The Commission's preliminary view, outlined in its Statements of Objections, is that these business practices partitioned markets according to national borders and restricted passive sales to consumers. These business practices ultimately denied European consumers the benefits of the EU's Digital Single Market to shop around for the most attractive offer.
If confirmed, this would infringe Article 101 of the Treaty on the Functioning of the European Union, which prohibits anti-competitive agreements. The sending of a Statement of Objections does not prejudge the outcome of the investigation.
The geo-blocking Regulation
The investigations into geo-blocking of PC video games complement Regulation 2018/302 on unjustified geo-blocking, which is applicable throughout the EU since 3 December 2018.
The Regulation prohibits geo-blocking and other geographically-based restrictions which undermine online shopping and cross-border sales by limiting the possibility for consumers and businesses to benefit from the advantages of online commerce.

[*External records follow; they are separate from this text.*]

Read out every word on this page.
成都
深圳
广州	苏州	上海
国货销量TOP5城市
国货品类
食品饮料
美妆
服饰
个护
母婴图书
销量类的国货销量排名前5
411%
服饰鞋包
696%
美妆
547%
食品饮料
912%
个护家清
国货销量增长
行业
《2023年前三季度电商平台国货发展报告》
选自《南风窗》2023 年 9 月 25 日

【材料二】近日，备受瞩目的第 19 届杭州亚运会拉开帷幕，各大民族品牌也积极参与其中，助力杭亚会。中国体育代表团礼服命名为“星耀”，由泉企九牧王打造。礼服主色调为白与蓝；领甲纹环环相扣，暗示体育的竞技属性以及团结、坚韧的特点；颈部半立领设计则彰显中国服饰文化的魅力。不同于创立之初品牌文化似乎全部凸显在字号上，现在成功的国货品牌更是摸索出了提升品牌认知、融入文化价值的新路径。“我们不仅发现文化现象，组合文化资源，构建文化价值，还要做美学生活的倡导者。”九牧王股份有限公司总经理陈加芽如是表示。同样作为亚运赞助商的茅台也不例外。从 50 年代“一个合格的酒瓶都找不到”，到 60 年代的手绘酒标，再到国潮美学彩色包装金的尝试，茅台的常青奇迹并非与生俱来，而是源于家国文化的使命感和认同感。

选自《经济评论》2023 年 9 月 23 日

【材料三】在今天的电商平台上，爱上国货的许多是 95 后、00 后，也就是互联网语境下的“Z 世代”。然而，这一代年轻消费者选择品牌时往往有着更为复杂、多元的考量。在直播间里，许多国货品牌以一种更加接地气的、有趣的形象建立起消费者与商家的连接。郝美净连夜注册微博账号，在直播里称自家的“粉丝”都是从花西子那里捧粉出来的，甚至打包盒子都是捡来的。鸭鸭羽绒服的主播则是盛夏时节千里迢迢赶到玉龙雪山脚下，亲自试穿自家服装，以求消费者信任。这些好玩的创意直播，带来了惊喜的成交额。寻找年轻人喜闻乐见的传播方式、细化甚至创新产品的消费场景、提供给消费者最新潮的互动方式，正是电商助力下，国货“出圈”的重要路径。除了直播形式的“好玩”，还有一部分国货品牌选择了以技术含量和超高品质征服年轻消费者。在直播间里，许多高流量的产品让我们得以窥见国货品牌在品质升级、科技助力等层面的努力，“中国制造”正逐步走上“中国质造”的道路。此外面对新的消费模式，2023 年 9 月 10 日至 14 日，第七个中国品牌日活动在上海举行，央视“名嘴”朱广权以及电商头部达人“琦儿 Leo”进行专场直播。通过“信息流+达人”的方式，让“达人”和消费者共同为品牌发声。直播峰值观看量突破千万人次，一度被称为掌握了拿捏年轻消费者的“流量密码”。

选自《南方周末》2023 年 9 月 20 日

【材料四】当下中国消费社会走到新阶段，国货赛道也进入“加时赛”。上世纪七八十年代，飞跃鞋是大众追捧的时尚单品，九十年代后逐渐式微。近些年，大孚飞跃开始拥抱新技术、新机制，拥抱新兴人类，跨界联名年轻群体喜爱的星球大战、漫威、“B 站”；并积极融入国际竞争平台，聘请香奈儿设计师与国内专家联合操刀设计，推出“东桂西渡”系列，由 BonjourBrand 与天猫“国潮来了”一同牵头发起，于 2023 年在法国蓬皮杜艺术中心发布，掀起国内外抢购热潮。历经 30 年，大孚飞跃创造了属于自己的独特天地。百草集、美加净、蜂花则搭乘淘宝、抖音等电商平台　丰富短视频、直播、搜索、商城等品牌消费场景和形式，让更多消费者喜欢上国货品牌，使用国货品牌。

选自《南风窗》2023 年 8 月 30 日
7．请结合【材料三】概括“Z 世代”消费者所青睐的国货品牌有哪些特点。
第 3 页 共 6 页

Currently, the Regulation applies to PC video games distributed on CDs, DVDs but not to downloads.
The Commission will carry out a first evaluation of the Regulation by 23 March 2020. In particular, the Commission will assess the scope of the Regulation, including its possible application to certain electronically supplied services which offer copyright-protected content such as music, e-books, software and online games, as well as of services in sectors such as transport and audio-visual.
This investigation is a stand-along procedure, independent of but following up on some of the issues identified in the Commission's competition sector inquiry on e-commerce.
A Statement of Objections is a formal step in Commission investigations into suspected violations of EU antitrust rules. The Commission informs the parties concerned in writing of the objections raised against them. The parties can then examine the documents in the Commission's investigation file, reply in writing and request an oral hearing to present their comments on the case before representatives of the Commission and national competition authorities.
If, after the parties have exercised their rights of defence, the Commission concludes that there is sufficient evidence of an infringement, it can adopt a decision prohibiting the conduct and imposing a fine of up to 10% of a company's annual worldwide turnover.
There is no legal deadline for the Commission to complete antitrust inquiries into anticompetitive conduct. The duration of an antitrust investigation depends on a number of factors, including the complexity of the case, the extent to which the undertaking concerned cooperates with the Commission and the exercise of the rights of defence.
More information on the investigation will be available under the case numbers AT.40413 (Focus Home), AT.40414 (Koch Media), AT.40420 (ZeniMax), AT.40422 (Bandai Namco), and AT.40424 (Capcom) in the public case register on the Commission's competition website.